A man filed an RTI application to find out why the panchayat was unnecessarily delaying some payments due to him. He was immediately offered twice the amount, if only he withdrew the application. He refused. As many senior panchayat members belonged to the same caste as his, a jati sabha insisted that he withdraw the application or else face social boycott. The threat was translated into action – the man was isolated. He never understood why they stood by the corrupt. It was not dishonourable to cheat; only to speak the truth.

 

When Valmiki was asked why he robbed, he said that it was for his near and dear ones. Asked if they would share the burden of sin that he has accumulating on their behalf, he was sure they would. But when questioned, the family refused any responsibility for his actions. He had to bear his burden alone. Even if families stand by the guilty and accused, surely there is a moment when one has to stand alone and face up to the stark truth of ones action. In today’s world, where the fear of having to answer to god no longer holds sway, we can only hope that the law has the ability to question and discipline; or maybe, rely on a disturbed conscience.

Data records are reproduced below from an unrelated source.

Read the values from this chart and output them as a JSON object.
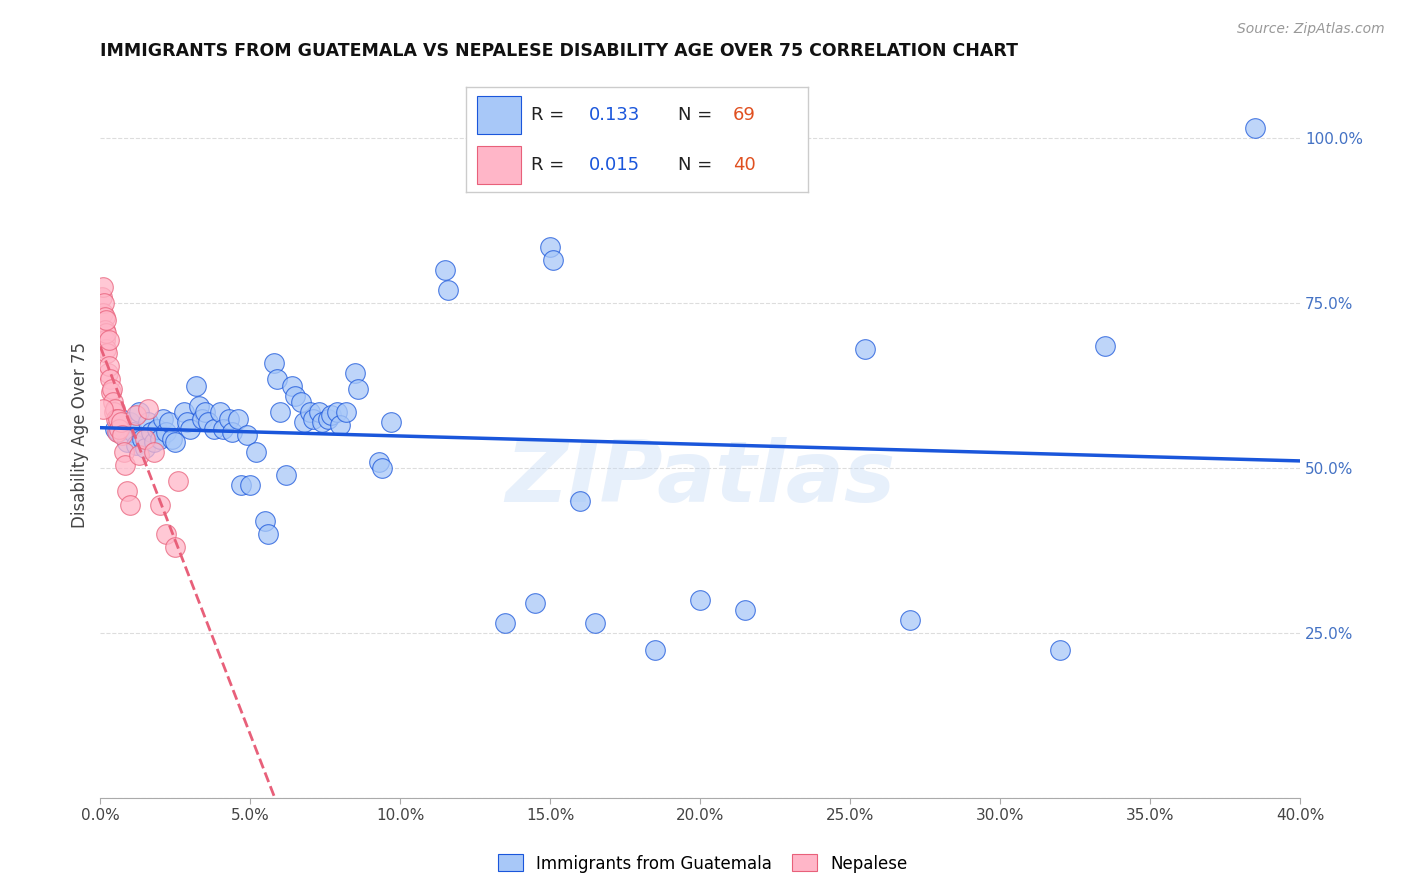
{
  "title": "IMMIGRANTS FROM GUATEMALA VS NEPALESE DISABILITY AGE OVER 75 CORRELATION CHART",
  "source": "Source: ZipAtlas.com",
  "ylabel": "Disability Age Over 75",
  "legend_label_blue": "Immigrants from Guatemala",
  "legend_label_pink": "Nepalese",
  "blue_color": "#a8c8f8",
  "pink_color": "#ffb6c8",
  "blue_line_color": "#1a56db",
  "pink_line_color": "#e8607a",
  "blue_scatter": [
    [
      0.5,
      56.0
    ],
    [
      0.6,
      55.5
    ],
    [
      0.7,
      57.5
    ],
    [
      0.8,
      56.0
    ],
    [
      0.9,
      54.0
    ],
    [
      1.0,
      57.0
    ],
    [
      1.1,
      55.5
    ],
    [
      1.2,
      53.5
    ],
    [
      1.3,
      58.5
    ],
    [
      1.4,
      54.5
    ],
    [
      1.5,
      53.0
    ],
    [
      1.6,
      57.0
    ],
    [
      1.7,
      55.5
    ],
    [
      1.8,
      54.0
    ],
    [
      1.9,
      56.0
    ],
    [
      2.0,
      54.5
    ],
    [
      2.1,
      57.5
    ],
    [
      2.2,
      55.5
    ],
    [
      2.3,
      57.0
    ],
    [
      2.4,
      54.5
    ],
    [
      2.5,
      54.0
    ],
    [
      2.8,
      58.5
    ],
    [
      2.9,
      57.0
    ],
    [
      3.0,
      56.0
    ],
    [
      3.2,
      62.5
    ],
    [
      3.3,
      59.5
    ],
    [
      3.4,
      57.5
    ],
    [
      3.5,
      58.5
    ],
    [
      3.6,
      57.0
    ],
    [
      3.8,
      56.0
    ],
    [
      4.0,
      58.5
    ],
    [
      4.1,
      56.0
    ],
    [
      4.3,
      57.5
    ],
    [
      4.4,
      55.5
    ],
    [
      4.6,
      57.5
    ],
    [
      4.7,
      47.5
    ],
    [
      4.9,
      55.0
    ],
    [
      5.0,
      47.5
    ],
    [
      5.2,
      52.5
    ],
    [
      5.8,
      66.0
    ],
    [
      5.9,
      63.5
    ],
    [
      6.0,
      58.5
    ],
    [
      6.4,
      62.5
    ],
    [
      6.5,
      61.0
    ],
    [
      6.7,
      60.0
    ],
    [
      6.8,
      57.0
    ],
    [
      7.0,
      58.5
    ],
    [
      7.1,
      57.5
    ],
    [
      7.3,
      58.5
    ],
    [
      7.4,
      57.0
    ],
    [
      7.6,
      57.5
    ],
    [
      7.7,
      58.0
    ],
    [
      7.9,
      58.5
    ],
    [
      8.0,
      56.5
    ],
    [
      8.2,
      58.5
    ],
    [
      8.5,
      64.5
    ],
    [
      8.6,
      62.0
    ],
    [
      9.3,
      51.0
    ],
    [
      9.4,
      50.0
    ],
    [
      9.7,
      57.0
    ],
    [
      11.5,
      80.0
    ],
    [
      11.6,
      77.0
    ],
    [
      15.0,
      83.5
    ],
    [
      15.1,
      81.5
    ],
    [
      5.5,
      42.0
    ],
    [
      5.6,
      40.0
    ],
    [
      14.5,
      29.5
    ],
    [
      16.5,
      26.5
    ],
    [
      18.5,
      22.5
    ],
    [
      25.5,
      68.0
    ],
    [
      27.0,
      27.0
    ],
    [
      32.0,
      22.5
    ],
    [
      33.5,
      68.5
    ],
    [
      6.2,
      49.0
    ],
    [
      13.5,
      26.5
    ],
    [
      16.0,
      45.0
    ],
    [
      20.0,
      30.0
    ],
    [
      21.5,
      28.5
    ],
    [
      38.5,
      101.5
    ]
  ],
  "pink_scatter": [
    [
      0.05,
      76.0
    ],
    [
      0.08,
      73.5
    ],
    [
      0.1,
      77.5
    ],
    [
      0.12,
      75.0
    ],
    [
      0.15,
      73.0
    ],
    [
      0.16,
      71.0
    ],
    [
      0.17,
      69.5
    ],
    [
      0.18,
      68.0
    ],
    [
      0.2,
      70.5
    ],
    [
      0.22,
      67.5
    ],
    [
      0.25,
      64.5
    ],
    [
      0.3,
      65.5
    ],
    [
      0.32,
      63.5
    ],
    [
      0.35,
      61.5
    ],
    [
      0.4,
      62.0
    ],
    [
      0.42,
      60.0
    ],
    [
      0.45,
      58.5
    ],
    [
      0.5,
      59.0
    ],
    [
      0.52,
      57.5
    ],
    [
      0.55,
      55.5
    ],
    [
      0.6,
      57.5
    ],
    [
      0.62,
      56.0
    ],
    [
      0.7,
      57.0
    ],
    [
      0.72,
      55.0
    ],
    [
      0.8,
      52.5
    ],
    [
      0.82,
      50.5
    ],
    [
      0.9,
      46.5
    ],
    [
      1.0,
      44.5
    ],
    [
      1.2,
      58.0
    ],
    [
      1.3,
      52.0
    ],
    [
      1.5,
      54.5
    ],
    [
      1.6,
      59.0
    ],
    [
      1.8,
      52.5
    ],
    [
      2.0,
      44.5
    ],
    [
      2.2,
      40.0
    ],
    [
      2.5,
      38.0
    ],
    [
      0.1,
      59.0
    ],
    [
      0.2,
      72.5
    ],
    [
      0.3,
      69.5
    ],
    [
      2.6,
      48.0
    ]
  ],
  "xlim": [
    0.0,
    40.0
  ],
  "ylim": [
    0.0,
    110.0
  ],
  "ytick_positions": [
    0.0,
    25.0,
    50.0,
    75.0,
    100.0
  ],
  "ytick_labels_right": [
    "",
    "25.0%",
    "50.0%",
    "75.0%",
    "100.0%"
  ],
  "xtick_positions": [
    0.0,
    5.0,
    10.0,
    15.0,
    20.0,
    25.0,
    30.0,
    35.0,
    40.0
  ],
  "xtick_labels": [
    "0.0%",
    "5.0%",
    "10.0%",
    "15.0%",
    "20.0%",
    "25.0%",
    "30.0%",
    "35.0%",
    "40.0%"
  ],
  "watermark": "ZIPatlas",
  "background_color": "#ffffff",
  "grid_color": "#dddddd",
  "title_color": "#111111",
  "axis_label_color": "#444444",
  "tick_color": "#444444",
  "right_tick_color": "#4472c4",
  "source_color": "#999999"
}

If nothing else, we have to eventually answer to the times. A single institution, howsoever powerful, can never hope to cope with the enormity of the task – it will be fossilized by its own inadequacy. When people begin to question, they help strengthen the process of democratization. Instituting accountability to the people represents a dynamic shift away from hierarchical power centres. People’s participation in the routine of governance is a step towards the realization of a stronger democracy. It is a tribute to the peoples’ movement that words like social audit, transparency and accountability have become part of everyday life and vocabulary. Language in its own way creates a vibration that resounds in culture. And that in turn multiplies the consequences and affects many more layers of existence. Hopefully, it will help the people of our country to define and claim their future.